Un ronzio gli provoca uno scatto fulmineo del collo. E’ lei, se lo sente tra le cosce. E’ come averla lì, davanti a lui, in ginocchio che fa la diva, a non guardarlo fissando oltre i suoi capelli sul cuscino mentre muove i fianchi e si passa i polpastrelli sul seno ancora parzialmente coperto dalla canotta. Bianca. Ultimamente indossa sempre lo stesso modello. Con i bordi spessi, da uomo. E rigorosamente di un bianco etereo, che acceca. Nessun vezzo tra la carne, gioielleria varia, trucco, profumi, nulla. Persi per strada, col tempo. Solo un sottile aroma denso, dolciastro, residuo insistente di una crema che la ossessiona. Ventisette euro il barattolo. Enorme, il barattolo. Sembra un cofanetto dagli spigoli tondeggianti. E lei che, con un solo movimento del polso ne fa rotolare il coperchio, gli provoca un brivido di quelli rari, la prima volta che gliel’ha visto fare ancora pioveva. Era il venti aprile. Poi con quelle mani piccole si riempie i palmi, schiariti improvvisamente dall’unguento compatto e molliccio.
Altra scossa. Chiude gli occhi il tempo di scacciarla. L’immagine delle sue mani che spalmano su fianchi, cosce, risalendo verso la pancia che splende lucida; l’immagine è diabolica. Messaggio! Allunga il braccio destro, la straniera si è accoccolata sulla spalla opposta, ne limita i movimenti ma con quell’unico arto libero rintraccia il cellulare. Il ronzio familiare ora lampeggia. Non ti è piaciuto? Corruga la fronte. Non ti è piaciuto?
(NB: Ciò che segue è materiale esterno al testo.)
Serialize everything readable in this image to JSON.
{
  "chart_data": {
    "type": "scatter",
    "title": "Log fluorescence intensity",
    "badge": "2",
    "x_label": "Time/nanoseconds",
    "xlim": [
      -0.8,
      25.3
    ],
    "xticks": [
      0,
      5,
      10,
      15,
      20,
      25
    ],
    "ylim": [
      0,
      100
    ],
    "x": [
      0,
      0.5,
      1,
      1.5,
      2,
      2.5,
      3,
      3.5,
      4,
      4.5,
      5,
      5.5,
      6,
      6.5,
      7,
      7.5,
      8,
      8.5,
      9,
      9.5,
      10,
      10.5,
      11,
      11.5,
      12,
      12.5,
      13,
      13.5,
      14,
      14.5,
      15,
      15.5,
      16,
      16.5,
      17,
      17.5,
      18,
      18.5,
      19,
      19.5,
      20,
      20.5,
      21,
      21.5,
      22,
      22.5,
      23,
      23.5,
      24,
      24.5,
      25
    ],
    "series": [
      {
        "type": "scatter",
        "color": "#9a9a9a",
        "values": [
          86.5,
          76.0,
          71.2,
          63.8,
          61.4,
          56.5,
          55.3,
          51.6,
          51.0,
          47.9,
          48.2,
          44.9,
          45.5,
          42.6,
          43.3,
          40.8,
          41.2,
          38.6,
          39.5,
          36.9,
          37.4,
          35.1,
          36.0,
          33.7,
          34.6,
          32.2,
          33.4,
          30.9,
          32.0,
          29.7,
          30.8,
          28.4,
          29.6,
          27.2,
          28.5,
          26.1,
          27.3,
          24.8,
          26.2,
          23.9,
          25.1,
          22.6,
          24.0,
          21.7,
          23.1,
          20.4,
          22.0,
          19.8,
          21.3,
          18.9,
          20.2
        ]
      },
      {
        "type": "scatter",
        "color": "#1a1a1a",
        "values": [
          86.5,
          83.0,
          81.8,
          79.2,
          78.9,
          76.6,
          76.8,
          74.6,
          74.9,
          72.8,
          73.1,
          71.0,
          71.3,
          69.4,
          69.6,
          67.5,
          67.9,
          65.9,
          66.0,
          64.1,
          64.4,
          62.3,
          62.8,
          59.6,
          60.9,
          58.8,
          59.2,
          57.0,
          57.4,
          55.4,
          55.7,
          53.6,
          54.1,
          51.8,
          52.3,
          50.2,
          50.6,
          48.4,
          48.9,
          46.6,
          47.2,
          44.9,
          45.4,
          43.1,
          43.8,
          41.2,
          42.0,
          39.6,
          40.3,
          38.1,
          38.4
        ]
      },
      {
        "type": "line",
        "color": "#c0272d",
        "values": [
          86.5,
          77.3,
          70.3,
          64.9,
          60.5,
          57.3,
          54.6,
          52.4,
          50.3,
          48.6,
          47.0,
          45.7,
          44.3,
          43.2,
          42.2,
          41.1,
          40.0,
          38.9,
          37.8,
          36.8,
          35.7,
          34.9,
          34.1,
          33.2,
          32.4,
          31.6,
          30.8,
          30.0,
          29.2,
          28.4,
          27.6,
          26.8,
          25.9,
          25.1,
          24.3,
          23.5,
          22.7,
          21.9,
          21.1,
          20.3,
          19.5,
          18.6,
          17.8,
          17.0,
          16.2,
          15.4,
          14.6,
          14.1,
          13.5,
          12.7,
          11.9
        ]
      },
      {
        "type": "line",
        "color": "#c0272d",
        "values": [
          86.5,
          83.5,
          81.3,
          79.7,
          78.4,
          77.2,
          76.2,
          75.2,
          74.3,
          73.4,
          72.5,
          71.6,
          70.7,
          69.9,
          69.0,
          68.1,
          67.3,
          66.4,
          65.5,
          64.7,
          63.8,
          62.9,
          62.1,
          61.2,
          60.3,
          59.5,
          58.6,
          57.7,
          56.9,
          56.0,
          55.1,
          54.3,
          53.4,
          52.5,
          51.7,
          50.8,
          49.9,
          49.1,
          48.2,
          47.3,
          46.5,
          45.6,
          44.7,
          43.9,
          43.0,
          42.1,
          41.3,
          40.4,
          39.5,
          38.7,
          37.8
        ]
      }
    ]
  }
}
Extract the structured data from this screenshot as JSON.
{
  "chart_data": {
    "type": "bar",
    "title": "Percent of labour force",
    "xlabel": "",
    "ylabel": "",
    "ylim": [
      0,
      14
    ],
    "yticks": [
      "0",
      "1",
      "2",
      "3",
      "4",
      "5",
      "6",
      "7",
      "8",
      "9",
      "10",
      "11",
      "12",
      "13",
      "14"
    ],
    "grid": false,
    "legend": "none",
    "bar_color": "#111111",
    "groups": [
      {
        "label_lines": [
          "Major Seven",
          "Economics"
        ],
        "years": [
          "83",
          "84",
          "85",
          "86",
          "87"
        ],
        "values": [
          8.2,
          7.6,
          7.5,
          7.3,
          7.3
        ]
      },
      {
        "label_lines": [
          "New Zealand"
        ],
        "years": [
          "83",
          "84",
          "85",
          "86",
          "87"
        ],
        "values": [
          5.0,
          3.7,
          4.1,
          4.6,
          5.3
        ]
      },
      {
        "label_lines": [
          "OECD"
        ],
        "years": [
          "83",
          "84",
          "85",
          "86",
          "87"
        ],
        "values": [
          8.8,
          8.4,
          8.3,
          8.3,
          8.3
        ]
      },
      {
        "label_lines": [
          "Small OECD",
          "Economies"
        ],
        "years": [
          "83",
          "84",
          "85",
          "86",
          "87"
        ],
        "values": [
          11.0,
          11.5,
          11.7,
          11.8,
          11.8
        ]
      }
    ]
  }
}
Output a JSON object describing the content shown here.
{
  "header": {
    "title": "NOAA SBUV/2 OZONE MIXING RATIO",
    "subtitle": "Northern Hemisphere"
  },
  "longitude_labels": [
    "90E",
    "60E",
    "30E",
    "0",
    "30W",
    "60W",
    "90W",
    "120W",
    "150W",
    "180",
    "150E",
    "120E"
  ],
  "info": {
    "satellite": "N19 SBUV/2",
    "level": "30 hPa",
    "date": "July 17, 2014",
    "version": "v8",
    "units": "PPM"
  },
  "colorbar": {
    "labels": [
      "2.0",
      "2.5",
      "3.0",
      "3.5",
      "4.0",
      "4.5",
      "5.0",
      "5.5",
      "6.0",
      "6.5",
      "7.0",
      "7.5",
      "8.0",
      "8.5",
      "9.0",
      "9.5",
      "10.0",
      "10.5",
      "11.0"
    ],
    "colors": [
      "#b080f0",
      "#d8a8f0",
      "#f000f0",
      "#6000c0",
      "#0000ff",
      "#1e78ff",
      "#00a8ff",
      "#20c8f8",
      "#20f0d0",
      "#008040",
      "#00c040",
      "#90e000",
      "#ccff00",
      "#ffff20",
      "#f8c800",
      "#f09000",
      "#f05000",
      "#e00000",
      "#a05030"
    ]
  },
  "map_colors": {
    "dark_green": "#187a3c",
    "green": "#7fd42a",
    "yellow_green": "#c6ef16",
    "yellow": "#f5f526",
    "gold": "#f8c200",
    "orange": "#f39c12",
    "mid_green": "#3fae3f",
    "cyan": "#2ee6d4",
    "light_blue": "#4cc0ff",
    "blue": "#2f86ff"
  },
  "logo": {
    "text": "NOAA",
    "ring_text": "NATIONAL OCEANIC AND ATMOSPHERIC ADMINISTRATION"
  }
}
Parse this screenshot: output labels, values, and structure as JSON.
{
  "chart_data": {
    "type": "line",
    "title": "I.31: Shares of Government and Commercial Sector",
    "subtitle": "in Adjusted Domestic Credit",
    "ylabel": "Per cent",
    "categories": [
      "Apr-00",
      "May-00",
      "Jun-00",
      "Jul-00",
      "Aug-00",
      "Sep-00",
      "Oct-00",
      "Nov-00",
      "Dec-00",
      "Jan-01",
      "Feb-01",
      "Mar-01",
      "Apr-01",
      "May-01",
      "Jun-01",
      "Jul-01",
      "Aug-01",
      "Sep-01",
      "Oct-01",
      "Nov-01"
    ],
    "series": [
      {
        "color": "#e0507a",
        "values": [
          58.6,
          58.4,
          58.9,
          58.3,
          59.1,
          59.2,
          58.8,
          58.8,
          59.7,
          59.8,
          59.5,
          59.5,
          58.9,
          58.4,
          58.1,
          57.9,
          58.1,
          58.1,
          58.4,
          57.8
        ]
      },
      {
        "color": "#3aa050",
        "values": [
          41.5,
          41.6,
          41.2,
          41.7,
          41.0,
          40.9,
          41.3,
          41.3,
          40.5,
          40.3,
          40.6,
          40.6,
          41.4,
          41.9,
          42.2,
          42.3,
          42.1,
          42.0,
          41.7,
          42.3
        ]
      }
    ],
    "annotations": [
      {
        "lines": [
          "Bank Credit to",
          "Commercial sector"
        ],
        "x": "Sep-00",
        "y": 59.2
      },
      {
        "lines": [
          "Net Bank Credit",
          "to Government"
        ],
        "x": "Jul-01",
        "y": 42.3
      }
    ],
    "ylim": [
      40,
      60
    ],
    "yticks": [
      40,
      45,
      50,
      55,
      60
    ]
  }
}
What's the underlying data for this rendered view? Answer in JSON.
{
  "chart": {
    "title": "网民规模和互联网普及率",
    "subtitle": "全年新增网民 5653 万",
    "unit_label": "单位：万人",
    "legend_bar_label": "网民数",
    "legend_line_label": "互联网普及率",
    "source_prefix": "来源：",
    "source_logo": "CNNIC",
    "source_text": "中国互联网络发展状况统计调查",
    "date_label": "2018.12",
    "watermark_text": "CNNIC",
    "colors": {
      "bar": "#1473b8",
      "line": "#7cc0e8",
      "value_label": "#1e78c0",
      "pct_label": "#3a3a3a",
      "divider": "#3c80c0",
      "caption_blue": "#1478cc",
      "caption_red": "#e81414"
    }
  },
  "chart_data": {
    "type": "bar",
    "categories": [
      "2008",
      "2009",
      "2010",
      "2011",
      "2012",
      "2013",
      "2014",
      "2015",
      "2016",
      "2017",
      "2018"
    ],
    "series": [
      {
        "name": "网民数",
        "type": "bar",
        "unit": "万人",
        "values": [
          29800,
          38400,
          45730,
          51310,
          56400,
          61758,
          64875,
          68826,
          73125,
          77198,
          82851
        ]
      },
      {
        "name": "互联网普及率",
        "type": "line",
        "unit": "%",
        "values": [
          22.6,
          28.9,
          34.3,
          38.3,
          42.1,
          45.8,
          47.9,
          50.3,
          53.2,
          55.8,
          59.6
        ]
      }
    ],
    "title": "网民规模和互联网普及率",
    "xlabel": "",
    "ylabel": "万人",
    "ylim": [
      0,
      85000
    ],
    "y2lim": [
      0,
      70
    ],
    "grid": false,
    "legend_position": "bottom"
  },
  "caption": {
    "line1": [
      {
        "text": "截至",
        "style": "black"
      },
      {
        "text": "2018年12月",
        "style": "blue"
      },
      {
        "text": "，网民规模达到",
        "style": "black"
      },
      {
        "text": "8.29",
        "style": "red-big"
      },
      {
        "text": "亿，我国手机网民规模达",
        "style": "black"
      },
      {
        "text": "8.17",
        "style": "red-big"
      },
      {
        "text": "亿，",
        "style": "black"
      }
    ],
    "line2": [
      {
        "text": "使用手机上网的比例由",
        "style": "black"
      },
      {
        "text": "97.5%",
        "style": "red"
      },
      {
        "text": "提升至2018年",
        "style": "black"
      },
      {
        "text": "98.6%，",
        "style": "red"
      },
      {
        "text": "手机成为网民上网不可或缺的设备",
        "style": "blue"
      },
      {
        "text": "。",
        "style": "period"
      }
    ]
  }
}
Perde contatto con il display, l’oggetto scivola sul pavimento con un tonfo attutito da un presunto tappeto che non ha memorizzato, d’altra parte l’arrivo della sera prima non era destinato ai dettagli. Ricorda precise emozioni, la ferita, ma anche quella rabbia che da dentro inspessisce tessuti e opacizza sguardi. Quel tipo di rabbia che trasforma un male in altro. Infatti si ritrova questa straniera tra le costole, stamattina, che gliel’ha succhiato fino a farlo urlare, con la bravura dell’esperienza e l’occhio del mercante ma poi non ha voluto niente. Resta. Solo questo, le ha sentito dire. In tutta una notte. Resta.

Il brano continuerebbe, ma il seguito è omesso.